The following is excerpted from the April 2014 Issue of Today’s Dietitian:

Vegetarian diets carry risks for older women. This assumption may be common regarding the appropriateness of plant-based diets for women as they age, even among health care professionals. Yet it hasn’t kept older women—even celebrities such as Mary Tyler Moore and Michelle Pfeiffer—from flocking to vegetarian and vegan diets. Indeed, according to a 2012 poll by The Vegetarian Resource Group, 4% of adults (both men and women) aged 45 to 54 are vegetarian or vegan—the same rate as observed in the general population—and 3% of adults aged 55 and older are vegetarian or vegan.

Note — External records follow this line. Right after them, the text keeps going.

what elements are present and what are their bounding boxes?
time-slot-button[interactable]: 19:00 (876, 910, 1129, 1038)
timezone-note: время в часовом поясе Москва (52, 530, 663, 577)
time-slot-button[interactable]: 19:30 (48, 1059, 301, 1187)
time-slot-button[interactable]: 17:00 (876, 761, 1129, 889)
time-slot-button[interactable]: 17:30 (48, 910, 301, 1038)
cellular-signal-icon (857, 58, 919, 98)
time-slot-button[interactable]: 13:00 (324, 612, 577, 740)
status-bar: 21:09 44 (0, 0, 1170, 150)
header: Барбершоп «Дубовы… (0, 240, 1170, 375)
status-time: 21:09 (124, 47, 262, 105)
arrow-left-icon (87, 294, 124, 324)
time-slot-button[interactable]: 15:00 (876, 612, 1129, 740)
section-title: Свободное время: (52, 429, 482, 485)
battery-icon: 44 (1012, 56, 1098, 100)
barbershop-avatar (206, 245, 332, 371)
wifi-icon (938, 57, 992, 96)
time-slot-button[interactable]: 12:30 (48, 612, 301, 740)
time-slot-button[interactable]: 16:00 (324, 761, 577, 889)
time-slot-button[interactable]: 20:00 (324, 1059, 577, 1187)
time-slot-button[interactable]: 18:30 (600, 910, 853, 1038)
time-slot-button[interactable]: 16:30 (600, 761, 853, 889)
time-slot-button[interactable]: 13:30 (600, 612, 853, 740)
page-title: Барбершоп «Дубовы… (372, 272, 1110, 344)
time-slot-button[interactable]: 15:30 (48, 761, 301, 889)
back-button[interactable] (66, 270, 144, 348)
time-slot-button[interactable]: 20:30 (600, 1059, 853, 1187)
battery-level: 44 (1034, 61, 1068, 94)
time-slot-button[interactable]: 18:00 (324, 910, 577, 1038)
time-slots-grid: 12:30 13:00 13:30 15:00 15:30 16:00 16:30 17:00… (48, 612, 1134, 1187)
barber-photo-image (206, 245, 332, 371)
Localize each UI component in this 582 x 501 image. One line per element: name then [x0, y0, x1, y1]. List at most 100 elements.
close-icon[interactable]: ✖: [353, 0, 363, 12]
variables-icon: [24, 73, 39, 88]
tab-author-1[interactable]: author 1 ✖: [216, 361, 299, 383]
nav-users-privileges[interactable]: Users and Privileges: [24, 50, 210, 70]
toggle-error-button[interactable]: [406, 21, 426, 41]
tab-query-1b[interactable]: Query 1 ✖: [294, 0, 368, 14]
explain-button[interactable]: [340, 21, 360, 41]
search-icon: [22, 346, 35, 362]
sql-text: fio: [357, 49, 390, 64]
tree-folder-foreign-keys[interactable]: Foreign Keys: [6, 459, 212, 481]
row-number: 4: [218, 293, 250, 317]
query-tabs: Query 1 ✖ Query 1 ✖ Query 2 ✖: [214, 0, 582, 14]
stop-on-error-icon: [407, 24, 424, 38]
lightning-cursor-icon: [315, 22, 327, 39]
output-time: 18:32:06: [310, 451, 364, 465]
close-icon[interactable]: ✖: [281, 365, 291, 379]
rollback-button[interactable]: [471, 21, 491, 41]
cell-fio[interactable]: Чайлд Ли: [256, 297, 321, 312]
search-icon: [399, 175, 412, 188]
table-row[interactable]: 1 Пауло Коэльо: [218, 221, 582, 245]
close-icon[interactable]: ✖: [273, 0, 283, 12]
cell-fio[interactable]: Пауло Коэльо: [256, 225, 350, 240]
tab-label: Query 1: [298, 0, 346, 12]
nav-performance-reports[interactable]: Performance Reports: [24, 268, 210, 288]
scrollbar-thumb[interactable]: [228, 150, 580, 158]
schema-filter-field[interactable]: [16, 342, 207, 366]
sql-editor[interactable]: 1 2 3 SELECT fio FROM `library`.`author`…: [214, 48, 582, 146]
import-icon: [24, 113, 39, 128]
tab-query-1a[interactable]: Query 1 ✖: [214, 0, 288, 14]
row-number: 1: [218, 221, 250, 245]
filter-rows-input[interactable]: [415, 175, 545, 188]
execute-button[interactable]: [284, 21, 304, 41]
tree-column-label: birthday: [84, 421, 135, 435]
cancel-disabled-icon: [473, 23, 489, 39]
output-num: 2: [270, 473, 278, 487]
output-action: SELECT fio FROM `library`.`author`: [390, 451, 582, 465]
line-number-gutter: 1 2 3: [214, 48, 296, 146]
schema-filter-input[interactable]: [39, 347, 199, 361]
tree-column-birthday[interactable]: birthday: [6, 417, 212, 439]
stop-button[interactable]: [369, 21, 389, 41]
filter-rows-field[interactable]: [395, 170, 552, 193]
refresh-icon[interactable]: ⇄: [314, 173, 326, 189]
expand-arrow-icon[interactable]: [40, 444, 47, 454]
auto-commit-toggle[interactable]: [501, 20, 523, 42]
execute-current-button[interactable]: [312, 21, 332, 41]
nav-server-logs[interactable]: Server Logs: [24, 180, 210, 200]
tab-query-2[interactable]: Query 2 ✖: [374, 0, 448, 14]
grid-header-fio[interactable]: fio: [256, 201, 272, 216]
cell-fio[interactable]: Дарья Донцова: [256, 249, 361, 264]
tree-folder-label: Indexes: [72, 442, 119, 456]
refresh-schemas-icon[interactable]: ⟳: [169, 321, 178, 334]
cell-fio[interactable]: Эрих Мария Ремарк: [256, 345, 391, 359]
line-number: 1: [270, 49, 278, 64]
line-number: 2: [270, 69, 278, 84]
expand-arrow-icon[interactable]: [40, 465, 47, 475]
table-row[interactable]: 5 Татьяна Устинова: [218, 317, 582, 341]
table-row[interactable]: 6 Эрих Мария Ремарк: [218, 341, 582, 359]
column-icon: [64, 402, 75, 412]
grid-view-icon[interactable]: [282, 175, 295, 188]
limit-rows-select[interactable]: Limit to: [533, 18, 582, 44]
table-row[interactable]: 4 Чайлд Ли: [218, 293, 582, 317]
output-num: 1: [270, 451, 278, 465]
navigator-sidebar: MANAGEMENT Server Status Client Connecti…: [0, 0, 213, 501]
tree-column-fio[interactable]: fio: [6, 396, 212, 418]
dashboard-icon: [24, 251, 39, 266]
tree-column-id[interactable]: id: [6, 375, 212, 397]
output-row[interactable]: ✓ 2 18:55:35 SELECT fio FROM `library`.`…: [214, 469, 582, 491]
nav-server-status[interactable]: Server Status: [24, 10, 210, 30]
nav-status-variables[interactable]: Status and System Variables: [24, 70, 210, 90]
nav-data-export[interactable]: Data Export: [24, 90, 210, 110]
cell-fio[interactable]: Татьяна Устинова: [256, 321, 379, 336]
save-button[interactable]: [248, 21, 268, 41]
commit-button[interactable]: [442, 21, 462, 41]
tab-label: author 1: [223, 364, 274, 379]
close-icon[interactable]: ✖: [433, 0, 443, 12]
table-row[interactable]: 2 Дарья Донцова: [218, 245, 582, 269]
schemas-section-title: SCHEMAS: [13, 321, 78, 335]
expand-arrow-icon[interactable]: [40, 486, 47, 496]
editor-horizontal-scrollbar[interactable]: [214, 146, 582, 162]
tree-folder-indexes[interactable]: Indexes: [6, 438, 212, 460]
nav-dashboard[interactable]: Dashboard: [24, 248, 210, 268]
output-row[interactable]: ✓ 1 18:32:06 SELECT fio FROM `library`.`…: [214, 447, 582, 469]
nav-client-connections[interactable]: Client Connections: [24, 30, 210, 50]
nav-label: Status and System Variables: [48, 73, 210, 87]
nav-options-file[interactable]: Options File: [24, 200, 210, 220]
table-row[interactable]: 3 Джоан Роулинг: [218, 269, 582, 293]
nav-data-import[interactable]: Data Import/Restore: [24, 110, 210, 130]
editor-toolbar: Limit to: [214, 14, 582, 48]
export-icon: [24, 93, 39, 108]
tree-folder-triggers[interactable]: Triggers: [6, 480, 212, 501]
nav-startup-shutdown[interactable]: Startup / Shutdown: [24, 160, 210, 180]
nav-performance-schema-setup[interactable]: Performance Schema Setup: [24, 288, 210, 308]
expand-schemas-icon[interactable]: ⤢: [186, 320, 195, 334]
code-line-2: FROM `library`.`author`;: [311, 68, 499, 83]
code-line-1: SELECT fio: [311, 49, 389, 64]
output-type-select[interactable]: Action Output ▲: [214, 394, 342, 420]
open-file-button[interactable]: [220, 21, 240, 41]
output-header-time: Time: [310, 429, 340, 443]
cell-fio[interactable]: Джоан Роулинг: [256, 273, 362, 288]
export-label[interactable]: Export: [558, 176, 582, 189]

“There’s no reason at all why women of any age can’t adopt a vegetarian or vegan diet,” says Virginia Messina, MPH, RD, a plant-based nutrition expert who specializes in diets for older women and the coauthor of Vegan for Her and Never Too Late to Go Vegan. “Some nutrient needs change with age, but those needs can be met from plant foods.”

“In some cases, vegetarian women may have nutrient intakes that lower their risk for chronic disease,” says Messina, who also provides nutrition resources on her website,

One of the main advantages of a well-planned plant-based diet is its rich nutrient profile, which may be even more important for older women. “Vegetarians eat more fiber and less saturated fat and have diets that are richer in antioxidants, so there are some definite advantages to eating this way as we age,” Messina says.

Messina suggests that dietitians help older women balance their calorie needs, which decrease after menopause, while still meeting their nutrient needs. “It really is important for postmenopausal women to eat a very nutrient-dense diet by including plenty of vegetables in meals and limiting ‘discretionary’ calories from sweets, snack foods, and alcohol. It doesn’t mean you can never have these foods, but putting the emphasis on whole plant foods becomes increasingly important. And including plenty of exercise in your routine will allow you to consume more calories, which in turn helps with meeting nutrient needs,” she says.